Poster No:
1193
Submission Type:
Abstract Submission
Authors:
James Roe1, Didac Vidal-Piñeiro2, Esten Leonardsen3, Øystein Sørensen2, Håkon Grydeland1, Olena Iakunchykova1, Kristine Beate Walhovd4, Anders Fjell5, Yunpeng Wang1
Institutions:
1University of Oslo, Oslo, Norway, 2Centre for Lifespan Changes in Brain and Cognition, Department of Psychology, University of Oslo, Oslo, Norway, 3NORMENT; University of Oslo, Oslo, Norway, 4Univeristy of Oslo, Oslo, Oslo, 5Department of Psychology, Center for Lifespan Changes in Brain and Cognition, University of Oslo, Oslo, Oslo
First Author:
Co-Author(s):
Didac Vidal-Piñeiro
Centre for Lifespan Changes in Brain and Cognition, Department of Psychology, University of Oslo
Oslo, Norway
Øystein Sørensen
Centre for Lifespan Changes in Brain and Cognition, Department of Psychology, University of Oslo
Oslo, Norway
Anders Fjell
Department of Psychology, Center for Lifespan Changes in Brain and Cognition, University of Oslo
Oslo, Oslo
Introduction:
Across healthy adult life our brain's undergo widespread structural change. Many of these changes occur gradually and are qualitatively similar to atrophy patterns that are accelerated in Alzheimer's disease (AD; 1-2), raising the possibility accelerated brain change across healthy adult life may relate to genetic AD-risk.
Methods:
We modelled subject-specific structural brain change relative to that expected given age, in dense longitudinal adult lifespan data (1430 scans from 420 individuals aged 30 to 89 years; 2-7 timepoints). Using polygenic AD scores (PRS-AD) from four GWAS (3-6), we first tested PRS-AD associations with age-relative change in early Braak stage regions – namely hippocampus, entorhinal cortex, amygdala, and medial temporal cortex. Next, following the hypothesis that brain changes in ageing and AD are largely shared, we performed machine learning classification on brain change trajectories conditional on age in longitudinal AD patient-control data, to obtain a list of AD-accelerated features and model change in these in adult lifespan data, and test PRS-AD-change associations via multivariate methods. Lastly, we tested whether high PRS-AD individuals also high on a multivariate marker of brain change exhibit more longitudinal memory decline over their healthy adult life (30-89 years).
Results:
Healthy individuals losing more brain volume than expected for their age in early Braak stage regions had significantly higher genetic risk for AD, beyond the risk conferred by APOE alone.

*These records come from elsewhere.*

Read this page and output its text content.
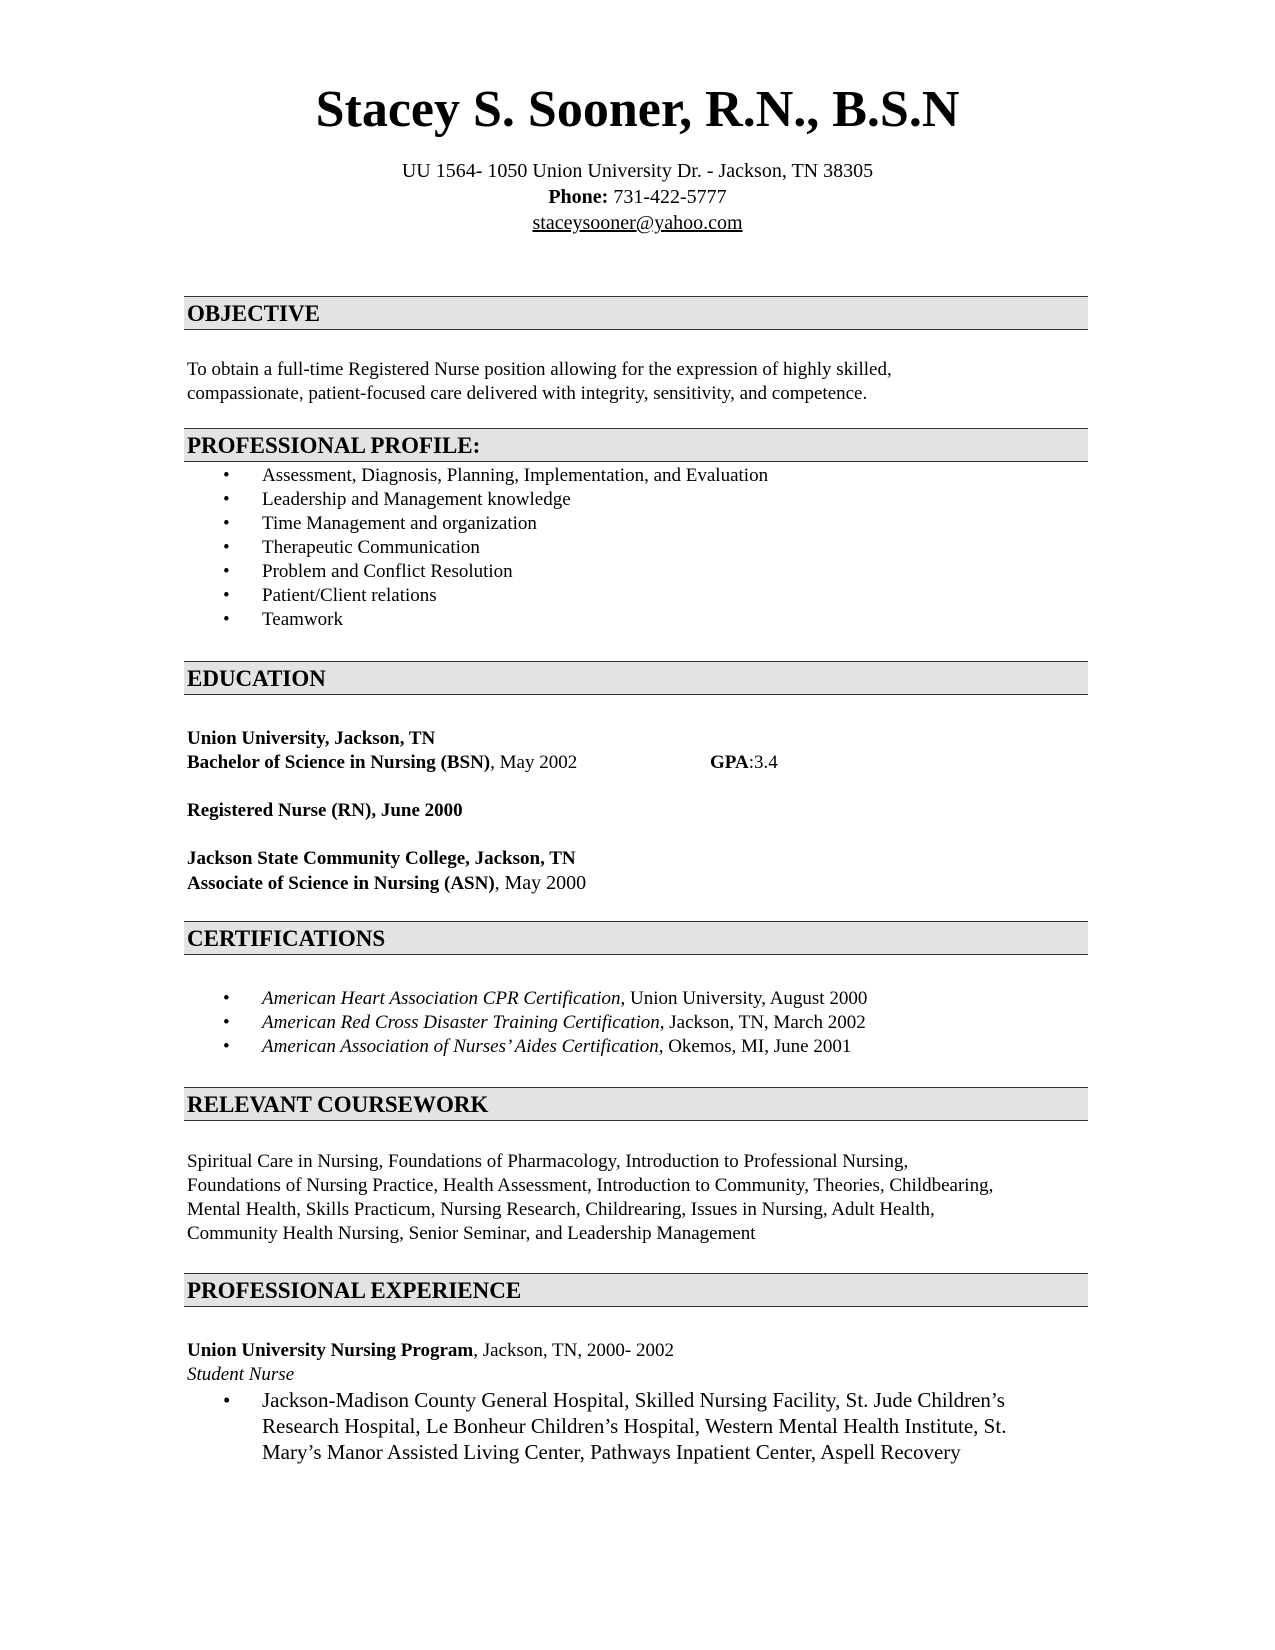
Stacey S. Sooner, R.N., B.S.N
UU 1564- 1050 Union University Dr. - Jackson, TN 38305
Phone: 731-422-5777
staceysooner@yahoo.com
OBJECTIVE
To obtain a full-time Registered Nurse position allowing for the expression of highly skilled,
compassionate, patient-focused care delivered with integrity, sensitivity, and competence.
PROFESSIONAL PROFILE:
• Assessment, Diagnosis, Planning, Implementation, and Evaluation
• Leadership and Management knowledge
• Time Management and organization
• Therapeutic Communication
• Problem and Conflict Resolution
• Patient/Client relations
• Teamwork
EDUCATION
Union University, Jackson, TN
Bachelor of Science in Nursing (BSN), May 2002	GPA:3.4
Registered Nurse (RN), June 2000
Jackson State Community College, Jackson, TN
Associate of Science in Nursing (ASN), May 2000
CERTIFICATIONS
• American Heart Association CPR Certification, Union University, August 2000
• American Red Cross Disaster Training Certification, Jackson, TN, March 2002
• American Association of Nurses’ Aides Certification, Okemos, MI, June 2001
RELEVANT COURSEWORK
Spiritual Care in Nursing, Foundations of Pharmacology, Introduction to Professional Nursing,
Foundations of Nursing Practice, Health Assessment, Introduction to Community, Theories, Childbearing,
Mental Health, Skills Practicum, Nursing Research, Childrearing, Issues in Nursing, Adult Health,
Community Health Nursing, Senior Seminar, and Leadership Management
PROFESSIONAL EXPERIENCE
Union University Nursing Program, Jackson, TN, 2000- 2002
Student Nurse
• Jackson-Madison County General Hospital, Skilled Nursing Facility, St. Jude Children’s
Research Hospital, Le Bonheur Children’s Hospital, Western Mental Health Institute, St.
Mary’s Manor Assisted Living Center, Pathways Inpatient Center, Aspell Recovery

We found PRS-AD was associated with a multivariate marker of accelerated change in many AD-accelerated features in healthy adults, and that most individuals above ~50 years of age are on an accelerated change trajectory in AD-accelerated brain regions. Directly applying the AD-derived model weights to healthy adult lifespan data also enabled detection of PRS-AD-change associations in healthy adults. Finally, high PRS-AD individuals also high on a multivariate marker of change showed more adult lifespan memory decline, compared to high PRS-AD individuals with less brain change.
Conclusions:
The results support a dimensional account linking gradual lifespan brain changes with AD, suggesting AD risk genes speed up the shared pattern of ageing- and AD-related neurodegeneration that starts early, occurs along a continuum, and tracks memory change in healthy adults.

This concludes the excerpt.